Challenges of the set text: context, Shakespearean language, perceived relevance

Year level: 10

Assessment: text Response / Creative response

Challenged groups: EAL/D learners, Dyslexia, low-literacy students

Exploration:

As with any Shakespeare text, getting students to comprehend the text itself is the primary challenge. So, an alternative approach is taken, as well as a guiding annotation guide, each scene is given a short video where key events are outlined, whilst crucial quotes appear on the screen. For Dyslexic, EAL/D and low literacy students these videos may be the primary engagement that is had with the text, whilst audio readings and film texts further supplement their understanding.

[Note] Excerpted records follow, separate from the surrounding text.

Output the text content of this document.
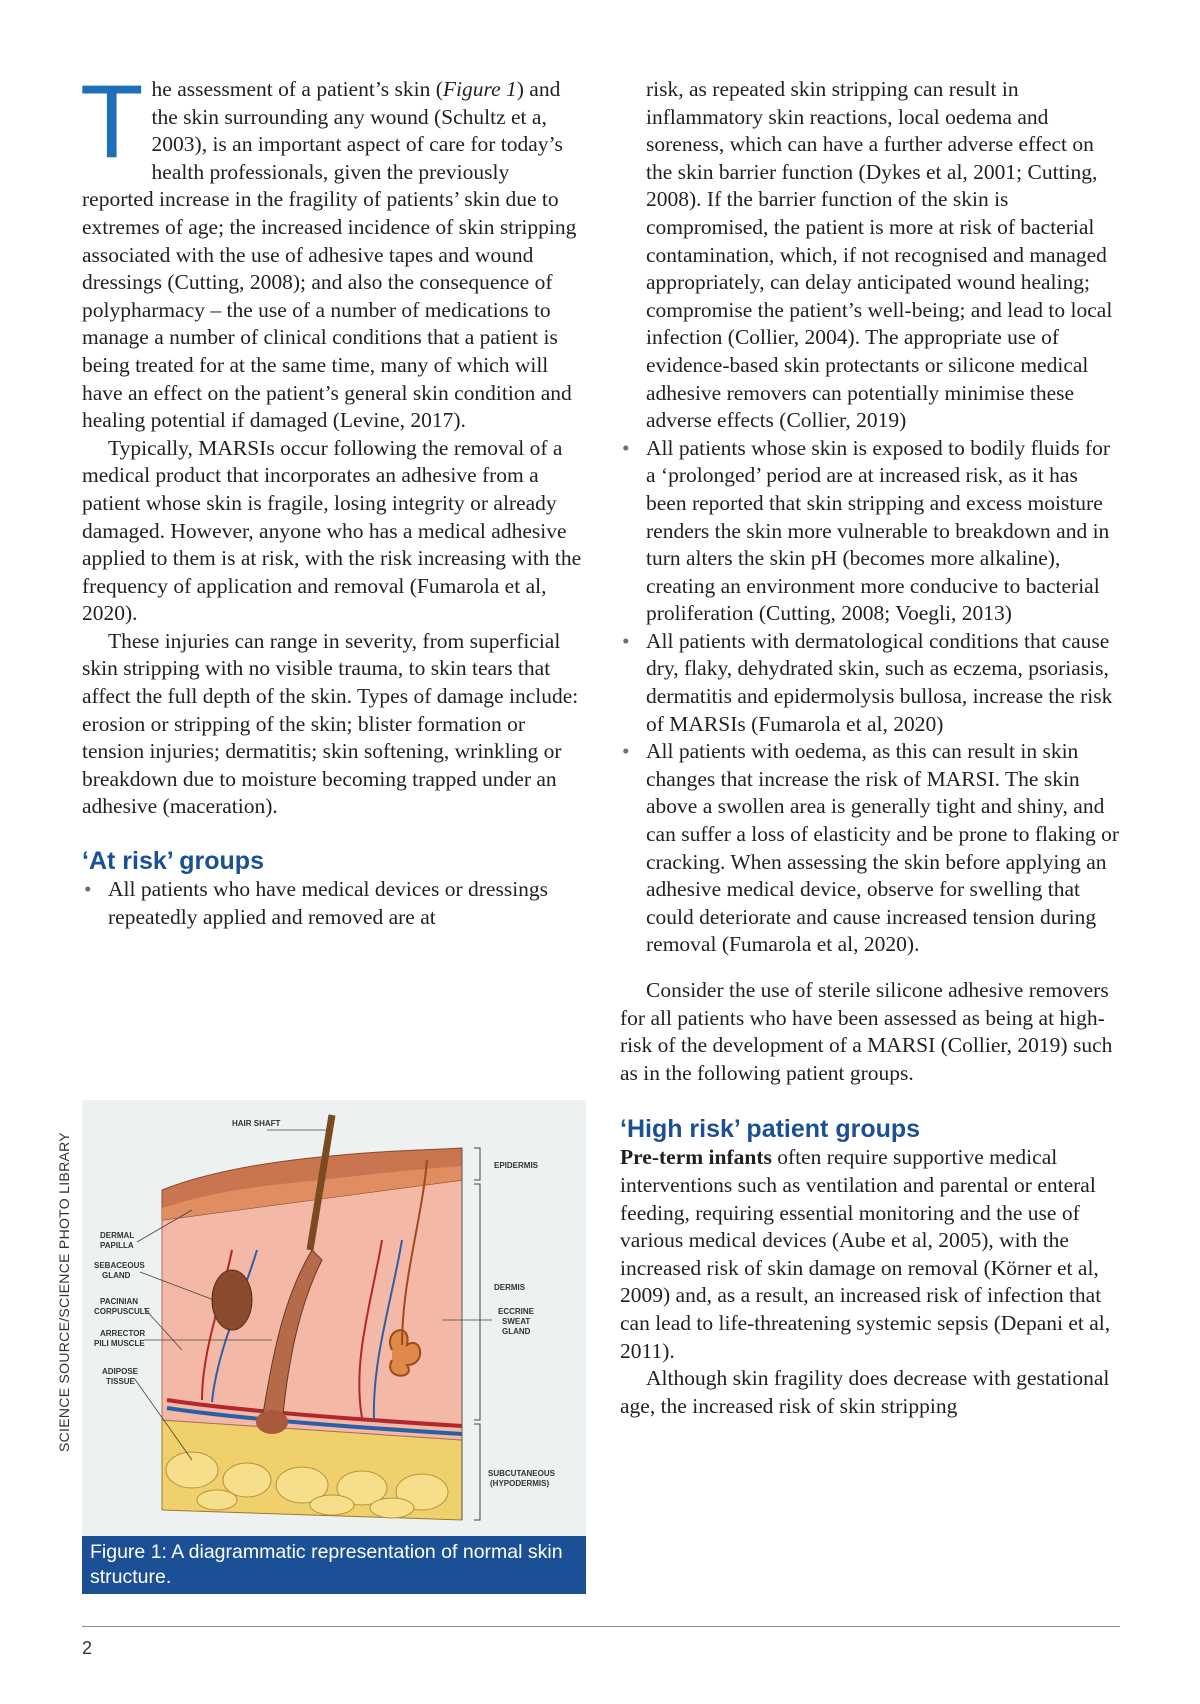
The assessment of a patient’s skin (Figure 1) and the skin surrounding any wound (Schultz et a, 2003), is an important aspect of care for today’s health professionals, given the previously reported increase in the fragility of patients’ skin due to extremes of age; the increased incidence of skin stripping associated with the use of adhesive tapes and wound dressings (Cutting, 2008); and also the consequence of polypharmacy – the use of a number of medications to manage a number of clinical conditions that a patient is being treated for at the same time, many of which will have an effect on the patient’s general skin condition and healing potential if damaged (Levine, 2017).

Typically, MARSIs occur following the removal of a medical product that incorporates an adhesive from a patient whose skin is fragile, losing integrity or already damaged. However, anyone who has a medical adhesive applied to them is at risk, with the risk increasing with the frequency of application and removal (Fumarola et al, 2020).

These injuries can range in severity, from superficial skin stripping with no visible trauma, to skin tears that affect the full depth of the skin. Types of damage include: erosion or stripping of the skin; blister formation or tension injuries; dermatitis; skin softening, wrinkling or breakdown due to moisture becoming trapped under an adhesive (maceration).

‘At risk’ groups
• All patients who have medical devices or dressings repeatedly applied and removed are at
SCIENCE SOURCE/SCIENCE PHOTO LIBRARY
HAIR SHAFT
DERMAL
PAPILLA
SEBACEOUS
GLAND
PACINIAN
CORPUSCULE
ARRECTOR
PILI MUSCLE
ADIPOSE
TISSUE
EPIDERMIS
DERMIS
ECCRINE
SWEAT
GLAND
SUBCUTANEOUS
(HYPODERMIS)
Figure 1: A diagrammatic representation of normal skin structure.
risk, as repeated skin stripping can result in inflammatory skin reactions, local oedema and soreness, which can have a further adverse effect on the skin barrier function (Dykes et al, 2001; Cutting, 2008). If the barrier function of the skin is compromised, the patient is more at risk of bacterial contamination, which, if not recognised and managed appropriately, can delay anticipated wound healing; compromise the patient’s well-being; and lead to local infection (Collier, 2004). The appropriate use of evidence-based skin protectants or silicone medical adhesive removers can potentially minimise these adverse effects (Collier, 2019)
• All patients whose skin is exposed to bodily fluids for a ‘prolonged’ period are at increased risk, as it has been reported that skin stripping and excess moisture renders the skin more vulnerable to breakdown and in turn alters the skin pH (becomes more alkaline), creating an environment more conducive to bacterial proliferation (Cutting, 2008; Voegli, 2013)
• All patients with dermatological conditions that cause dry, flaky, dehydrated skin, such as eczema, psoriasis, dermatitis and epidermolysis bullosa, increase the risk of MARSIs (Fumarola et al, 2020)
• All patients with oedema, as this can result in skin changes that increase the risk of MARSI. The skin above a swollen area is generally tight and shiny, and can suffer a loss of elasticity and be prone to flaking or cracking. When assessing the skin before applying an adhesive medical device, observe for swelling that could deteriorate and cause increased tension during removal (Fumarola et al, 2020).

Consider the use of sterile silicone adhesive removers for all patients who have been assessed as being at high-risk of the development of a MARSI (Collier, 2019) such as in the following patient groups.

‘High risk’ patient groups

Pre-term infants often require supportive medical interventions such as ventilation and parental or enteral feeding, requiring essential monitoring and the use of various medical devices (Aube et al, 2005), with the increased risk of skin damage on removal (Körner et al, 2009) and, as a result, an increased risk of infection that can lead to life-threatening systemic sepsis (Depani et al, 2011).

Although skin fragility does decrease with gestational age, the increased risk of skin stripping

2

For other students the ‘critical questions’ within the videos as well as videos that synthesise scholarly readings of the text from academic articles extend them to think about the text in a holistic manner.

 

These three examples across the middle years, with different classes and disparate needs shows the flexibility of instructional video in English teaching. The means of creating videos are equally flexible and many possibilities are available, likewise the application or method for using these learning resources are similarly broad. The first step is to choose a class, a text-based unit and consider the criteria provided above, then get to producing. Then blend the old with the new, annotation and instructional video to allow for deeper reading and a more dynamic classroom.

 

References

Bergmann, J., & Sams, A. (2012). Flip your classroom: Reach every student in every class every day. International society for technology in education.

Bergmann, J., & Sams, A. (2014). The flipped classroom. Commissionerate of School Education17(3), 24-27.

Bergmann, J., & Sams, A. (2016). Flipped learning for English instruction. International Society for Technology in Education.

Lerer, S. (2012). Devotion and defacement: Reading children's Marginalia. Representations118(1), 126-153.